For Shannon, the foot was a calling: one which he wasted no time exploiting by providing the community with a freak show like experience displaying the foot for three bits a gander (1 for kids). If his entrepreneurial senses seem shocking, you can only imagine the surprise of John Wood the day he turned on his television to discover what became of his dismembered limb.
These events would set into motion what can only be described as the most bizarre custody battle to ever see the judicial system. Though Shannon tried to avoid the proceedings by entering a mutually beneficial cahoots agreement with John, when the birth owner of the foot was disagreeable, in the end, only the courts could determine the rightful caretaker of the foot. Would the courts act in favor of John, the man who first lost his foot (in addition to his father) in an airplane crash, then again when he failed to pay the bills for the storage locker? Or Shannon, the man who purchased the locker and all its contents for pawning purposes at a locker auction, fair and square.
The case isn't as black-and-white as one may think, nor are some of the questions raised by Bryan Carberry & Clay Tweel's quirky documentary, Finders Keepers. Though it's unexpectedly captivating to bear witness to the situation's hullabaloo, the unexpected strength of the film comes from its retrospective interviews, which successfully contextualize the psychologies behind the bizarre battle of wits, culminating into a story of class separation, media exploitation, hunger and eventually, humanity.

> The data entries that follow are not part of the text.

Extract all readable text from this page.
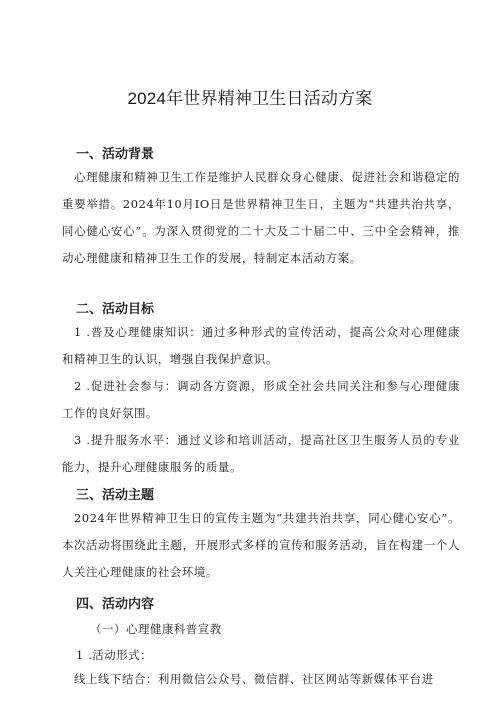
2024年世界精神卫生日活动方案
一、活动背景

心理健康和精神卫生工作是维护人民群众身心健康、促进社会和谐稳定的重要举措。2024年10月IO日是世界精神卫生日，主题为“共建共治共享，同心健心安心”。为深入贯彻党的二十大及二十届二中、三中全会精神，推动心理健康和精神卫生工作的发展，特制定本活动方案。

二、活动目标

1 .普及心理健康知识：通过多种形式的宣传活动，提高公众对心理健康和精神卫生的认识，增强自我保护意识。

2 .促进社会参与：调动各方资源，形成全社会共同关注和参与心理健康工作的良好氛围。

3 .提升服务水平：通过义诊和培训活动，提高社区卫生服务人员的专业能力，提升心理健康服务的质量。

三、活动主题

2024年世界精神卫生日的宣传主题为“共建共治共享，同心健心安心”。本次活动将围绕此主题，开展形式多样的宣传和服务活动，旨在构建一个人人关注心理健康的社会环境。

四、活动内容

（一）心理健康科普宣教

1 .活动形式：

线上线下结合：利用微信公众号、微信群、社区网站等新媒体平台进
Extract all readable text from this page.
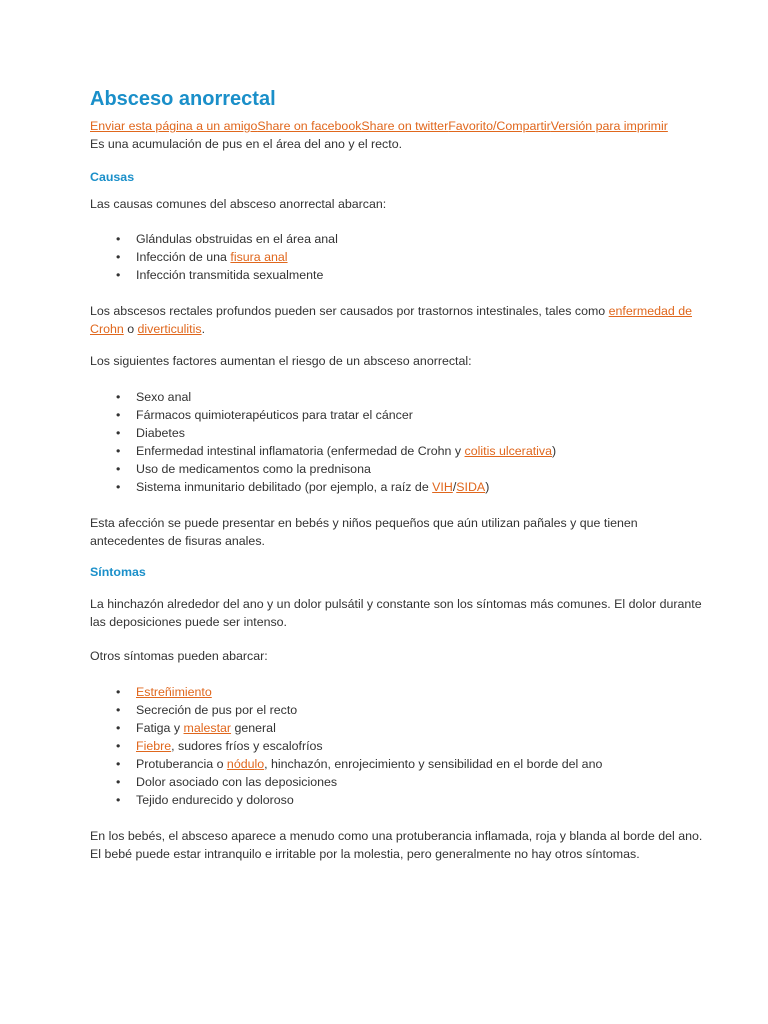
Absceso anorrectal
Enviar esta página a un amigoShare on facebookShare on twitterFavorito/CompartirVersión para imprimir

Es una acumulación de pus en el área del ano y el recto.

Causas

Las causas comunes del absceso anorrectal abarcan:

• Glándulas obstruidas en el área anal
• Infección de una fisura anal
• Infección transmitida sexualmente

Los abscesos rectales profundos pueden ser causados por trastornos intestinales, tales como enfermedad de Crohn o diverticulitis.

Los siguientes factores aumentan el riesgo de un absceso anorrectal:

• Sexo anal
• Fármacos quimioterapéuticos para tratar el cáncer
• Diabetes
• Enfermedad intestinal inflamatoria (enfermedad de Crohn y colitis ulcerativa)
• Uso de medicamentos como la prednisona
• Sistema inmunitario debilitado (por ejemplo, a raíz de VIH/SIDA)

Esta afección se puede presentar en bebés y niños pequeños que aún utilizan pañales y que tienen antecedentes de fisuras anales.

Síntomas

La hinchazón alrededor del ano y un dolor pulsátil y constante son los síntomas más comunes. El dolor durante las deposiciones puede ser intenso.

Otros síntomas pueden abarcar:

• Estreñimiento
• Secreción de pus por el recto
• Fatiga y malestar general
• Fiebre, sudores fríos y escalofríos
• Protuberancia o nódulo, hinchazón, enrojecimiento y sensibilidad en el borde del ano
• Dolor asociado con las deposiciones
• Tejido endurecido y doloroso

En los bebés, el absceso aparece a menudo como una protuberancia inflamada, roja y blanda al borde del ano. El bebé puede estar intranquilo e irritable por la molestia, pero generalmente no hay otros síntomas.
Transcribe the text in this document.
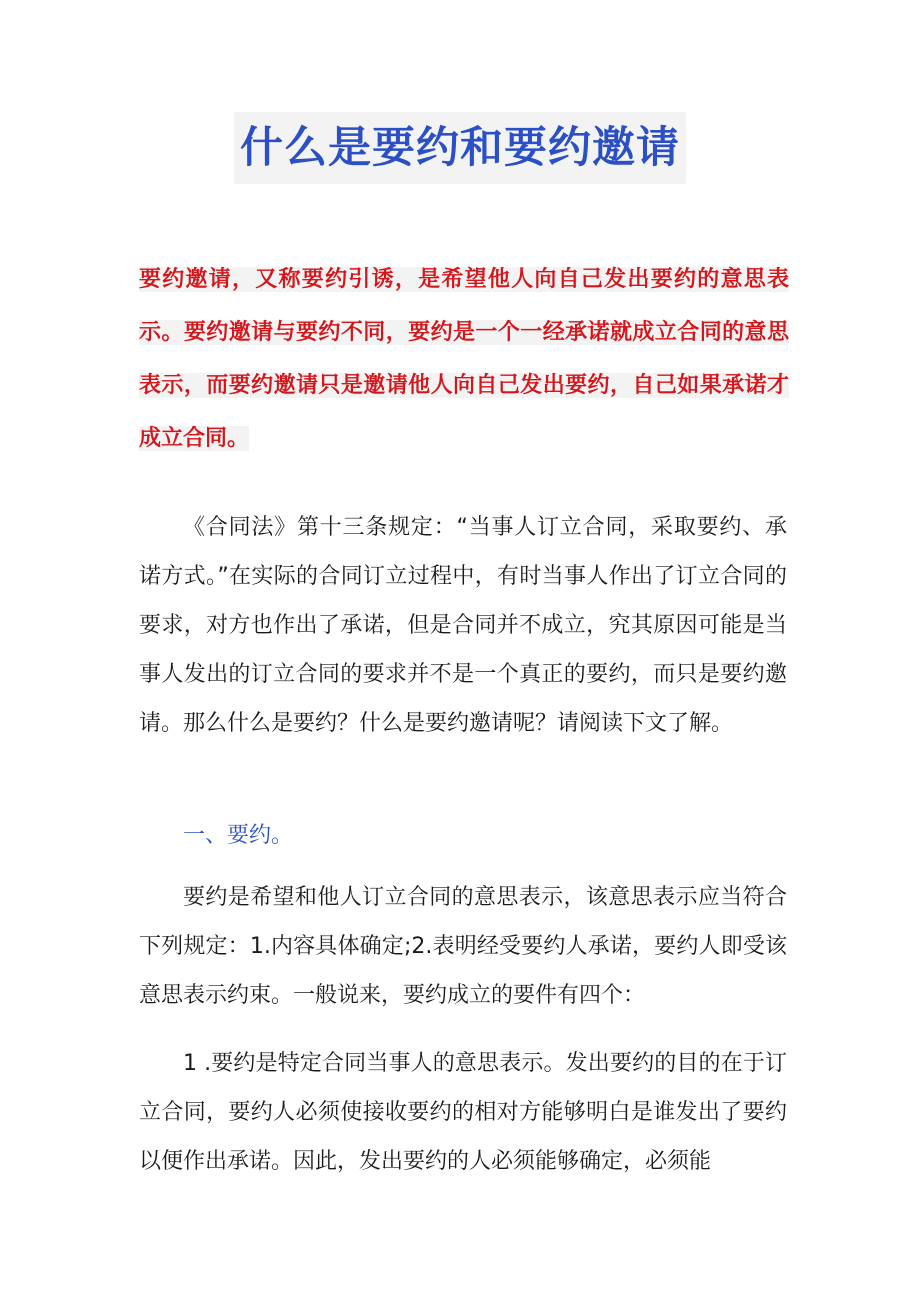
什么是要约和要约邀请
要约邀请，又称要约引诱，是希望他人向自己发出要约的意思表示。要约邀请与要约不同，要约是一个一经承诺就成立合同的意思表示，而要约邀请只是邀请他人向自己发出要约，自己如果承诺才成立合同。
《合同法》第十三条规定：“当事人订立合同，采取要约、承诺方式。”在实际的合同订立过程中，有时当事人作出了订立合同的要求，对方也作出了承诺，但是合同并不成立，究其原因可能是当事人发出的订立合同的要求并不是一个真正的要约，而只是要约邀请。那么什么是要约？什么是要约邀请呢？请阅读下文了解。
一、要约。
要约是希望和他人订立合同的意思表示，该意思表示应当符合下列规定：1.内容具体确定;2.表明经受要约人承诺，要约人即受该意思表示约束。一般说来，要约成立的要件有四个：
1 .要约是特定合同当事人的意思表示。发出要约的目的在于订立合同，要约人必须使接收要约的相对方能够明白是谁发出了要约以便作出承诺。因此，发出要约的人必须能够确定，必须能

For while the lion's share of extremely entertaining interviews dwell on the asinine "fuckery" of Shannon's attention hungry shenanigans, somehow the incident grows into something far more life enriching than mind-bogglingly stupid.
The cast consists of the faces one expects to see on shamelessly exploitative "reality" shows like Storage Wars, Pawn Stars, or even Jerry Springer, but rather than gawking at its characters for cheap entertainment, what Finders Keepers ends up miraculously exploring are the souls behind the creatures who subject themselves to Jerry Springer audience scrutiny, not to mention the type of individual who would rather hang on to a dismembered limb than deal with far more troubling subjects.
John lost more than a foot in that plane crash, and inconceivably found far more than an adversary in Shannon's curious entitlement over his former body part. As a result, Finders Keepers is a poignant search for love among souls coming to terms with being lost.